Between closures, the inspection record shows persistent high-severity violations. The March 2025 inspection produced four high-severity violations and one intermediate. December 2024 produced two high-severity violations and one intermediate. March 2026 produced two high-severity violations. January 2026 produced three high-severity violations in an inspection just eight days after a clean one.
That January sequence is worth noting. On January 13, inspectors found three high-severity violations. Eight days later, on January 21, a follow-up or routine visit found zero high-severity and zero intermediate violations. The pattern of clearing an inspection and then accumulating new violations before the next visit has repeated across multiple inspection cycles at this location.
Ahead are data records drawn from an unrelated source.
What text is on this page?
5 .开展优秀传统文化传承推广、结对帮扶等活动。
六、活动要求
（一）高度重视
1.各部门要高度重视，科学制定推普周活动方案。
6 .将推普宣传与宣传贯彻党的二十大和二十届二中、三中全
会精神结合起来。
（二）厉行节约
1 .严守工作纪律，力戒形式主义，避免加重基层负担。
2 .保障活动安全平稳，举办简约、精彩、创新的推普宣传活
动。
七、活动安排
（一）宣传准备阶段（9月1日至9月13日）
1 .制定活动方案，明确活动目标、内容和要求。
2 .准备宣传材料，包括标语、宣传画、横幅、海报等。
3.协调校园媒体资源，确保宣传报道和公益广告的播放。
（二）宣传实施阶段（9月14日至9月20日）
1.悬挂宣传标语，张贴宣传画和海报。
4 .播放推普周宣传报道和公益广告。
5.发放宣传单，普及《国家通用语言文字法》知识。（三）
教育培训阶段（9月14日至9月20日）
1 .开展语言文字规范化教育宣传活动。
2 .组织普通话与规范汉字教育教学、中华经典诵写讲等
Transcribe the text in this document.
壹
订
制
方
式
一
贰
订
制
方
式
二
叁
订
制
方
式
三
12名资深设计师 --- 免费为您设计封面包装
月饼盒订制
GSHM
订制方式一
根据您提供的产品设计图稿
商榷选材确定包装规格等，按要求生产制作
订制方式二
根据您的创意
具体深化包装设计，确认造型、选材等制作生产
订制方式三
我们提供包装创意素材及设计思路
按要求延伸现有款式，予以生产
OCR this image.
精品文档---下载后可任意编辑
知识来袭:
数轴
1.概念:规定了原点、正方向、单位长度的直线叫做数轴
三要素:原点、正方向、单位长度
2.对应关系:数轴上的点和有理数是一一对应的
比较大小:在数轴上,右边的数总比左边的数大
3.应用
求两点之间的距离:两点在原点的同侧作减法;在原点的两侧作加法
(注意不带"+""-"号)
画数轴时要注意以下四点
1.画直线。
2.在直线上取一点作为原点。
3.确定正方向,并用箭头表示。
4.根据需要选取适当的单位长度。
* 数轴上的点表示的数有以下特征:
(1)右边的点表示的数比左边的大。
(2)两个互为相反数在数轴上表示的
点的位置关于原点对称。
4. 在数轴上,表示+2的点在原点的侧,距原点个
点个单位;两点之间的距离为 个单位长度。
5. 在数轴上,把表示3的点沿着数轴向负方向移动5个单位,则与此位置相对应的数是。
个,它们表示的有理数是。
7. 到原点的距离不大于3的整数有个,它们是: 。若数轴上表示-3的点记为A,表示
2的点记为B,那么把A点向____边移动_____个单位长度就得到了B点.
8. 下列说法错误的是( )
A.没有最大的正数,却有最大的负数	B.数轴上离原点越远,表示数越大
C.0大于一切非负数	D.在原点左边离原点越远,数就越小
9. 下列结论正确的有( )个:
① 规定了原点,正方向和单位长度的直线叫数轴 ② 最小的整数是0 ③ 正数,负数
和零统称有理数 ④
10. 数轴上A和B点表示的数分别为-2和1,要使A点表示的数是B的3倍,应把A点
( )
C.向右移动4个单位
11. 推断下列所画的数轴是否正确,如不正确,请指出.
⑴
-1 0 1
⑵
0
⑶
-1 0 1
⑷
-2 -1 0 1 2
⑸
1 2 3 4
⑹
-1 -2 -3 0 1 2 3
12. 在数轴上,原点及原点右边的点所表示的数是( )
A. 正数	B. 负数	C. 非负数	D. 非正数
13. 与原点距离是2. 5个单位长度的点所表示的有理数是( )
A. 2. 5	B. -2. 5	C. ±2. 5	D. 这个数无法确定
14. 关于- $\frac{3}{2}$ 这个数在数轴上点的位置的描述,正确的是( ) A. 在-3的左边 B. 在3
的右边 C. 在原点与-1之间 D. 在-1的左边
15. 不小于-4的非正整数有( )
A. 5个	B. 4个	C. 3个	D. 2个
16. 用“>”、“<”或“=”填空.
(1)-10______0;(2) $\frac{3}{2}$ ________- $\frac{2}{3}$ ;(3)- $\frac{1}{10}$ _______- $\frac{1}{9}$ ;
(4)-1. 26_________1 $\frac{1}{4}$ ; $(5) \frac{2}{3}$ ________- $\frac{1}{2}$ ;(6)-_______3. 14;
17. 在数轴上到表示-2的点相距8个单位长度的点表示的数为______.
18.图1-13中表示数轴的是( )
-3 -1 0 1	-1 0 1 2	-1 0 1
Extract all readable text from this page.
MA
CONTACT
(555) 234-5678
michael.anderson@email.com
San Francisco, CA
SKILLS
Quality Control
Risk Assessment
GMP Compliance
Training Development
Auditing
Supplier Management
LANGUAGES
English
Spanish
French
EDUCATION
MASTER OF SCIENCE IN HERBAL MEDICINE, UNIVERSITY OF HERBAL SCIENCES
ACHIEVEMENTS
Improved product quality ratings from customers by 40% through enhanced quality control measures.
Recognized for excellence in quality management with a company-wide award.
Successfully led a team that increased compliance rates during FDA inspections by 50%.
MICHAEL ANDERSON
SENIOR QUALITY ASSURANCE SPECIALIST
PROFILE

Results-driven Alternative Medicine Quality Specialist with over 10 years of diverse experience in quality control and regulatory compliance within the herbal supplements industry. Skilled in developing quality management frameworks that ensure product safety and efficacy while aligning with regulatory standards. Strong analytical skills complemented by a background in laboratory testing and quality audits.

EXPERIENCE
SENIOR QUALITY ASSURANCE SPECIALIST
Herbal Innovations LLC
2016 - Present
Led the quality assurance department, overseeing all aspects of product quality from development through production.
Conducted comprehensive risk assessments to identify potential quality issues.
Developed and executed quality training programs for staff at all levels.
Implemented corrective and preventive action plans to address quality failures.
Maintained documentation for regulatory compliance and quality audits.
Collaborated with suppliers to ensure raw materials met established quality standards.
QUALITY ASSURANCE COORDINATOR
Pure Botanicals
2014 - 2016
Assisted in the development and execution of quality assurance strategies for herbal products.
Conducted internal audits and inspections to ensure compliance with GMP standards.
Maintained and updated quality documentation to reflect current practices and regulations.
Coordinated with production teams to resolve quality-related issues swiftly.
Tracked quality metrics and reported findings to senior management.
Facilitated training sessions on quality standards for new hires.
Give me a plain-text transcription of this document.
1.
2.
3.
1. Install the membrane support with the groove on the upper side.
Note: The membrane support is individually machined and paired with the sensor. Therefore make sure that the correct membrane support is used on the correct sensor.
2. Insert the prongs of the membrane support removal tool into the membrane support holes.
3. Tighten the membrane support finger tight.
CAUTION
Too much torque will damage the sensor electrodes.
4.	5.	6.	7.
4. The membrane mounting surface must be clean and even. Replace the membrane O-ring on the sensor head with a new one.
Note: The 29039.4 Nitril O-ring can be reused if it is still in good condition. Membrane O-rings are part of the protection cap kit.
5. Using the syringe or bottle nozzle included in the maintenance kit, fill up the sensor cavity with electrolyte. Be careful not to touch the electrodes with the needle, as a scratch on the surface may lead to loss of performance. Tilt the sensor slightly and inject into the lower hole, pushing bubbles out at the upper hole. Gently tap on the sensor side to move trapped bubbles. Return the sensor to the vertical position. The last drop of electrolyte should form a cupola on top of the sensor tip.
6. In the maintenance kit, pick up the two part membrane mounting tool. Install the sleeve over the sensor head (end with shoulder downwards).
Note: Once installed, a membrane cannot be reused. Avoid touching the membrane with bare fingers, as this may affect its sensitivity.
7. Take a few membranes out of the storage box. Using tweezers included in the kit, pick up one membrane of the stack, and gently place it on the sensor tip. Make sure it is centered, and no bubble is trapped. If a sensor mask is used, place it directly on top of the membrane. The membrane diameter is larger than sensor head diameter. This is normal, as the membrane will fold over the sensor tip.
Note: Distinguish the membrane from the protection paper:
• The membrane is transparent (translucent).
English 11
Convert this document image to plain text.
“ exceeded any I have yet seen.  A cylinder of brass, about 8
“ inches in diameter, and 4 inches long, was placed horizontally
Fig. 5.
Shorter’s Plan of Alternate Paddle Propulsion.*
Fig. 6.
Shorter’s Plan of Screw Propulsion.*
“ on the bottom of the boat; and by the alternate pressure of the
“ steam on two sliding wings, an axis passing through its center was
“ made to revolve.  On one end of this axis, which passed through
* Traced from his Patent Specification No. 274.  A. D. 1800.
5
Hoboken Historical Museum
The restaurant has also logged clean inspections, including June 2025 and January 21, 2026, which shows the facility is capable of meeting standards. The question the record raises is why the improvements documented in those visits have not held.
Where Things Stand
Krave Noodle and Rice reopened June 24 at 11:22 a.m. and cleared its follow-up inspection with no high-severity or intermediate violations. By the state's measure, it met the standard required to serve customers again.
The restaurant has now been emergency-closed four times, three times for rodents and twice for roaches, since October 2023. It has accumulated 230 violations across 38 inspections. It has passed clean follow-up inspections after each closure and then returned to high-severity findings in subsequent visits.
The June 23 inspection found two high-severity violations alongside the roach activity. What those two violations were, specifically, is not detailed in the available records.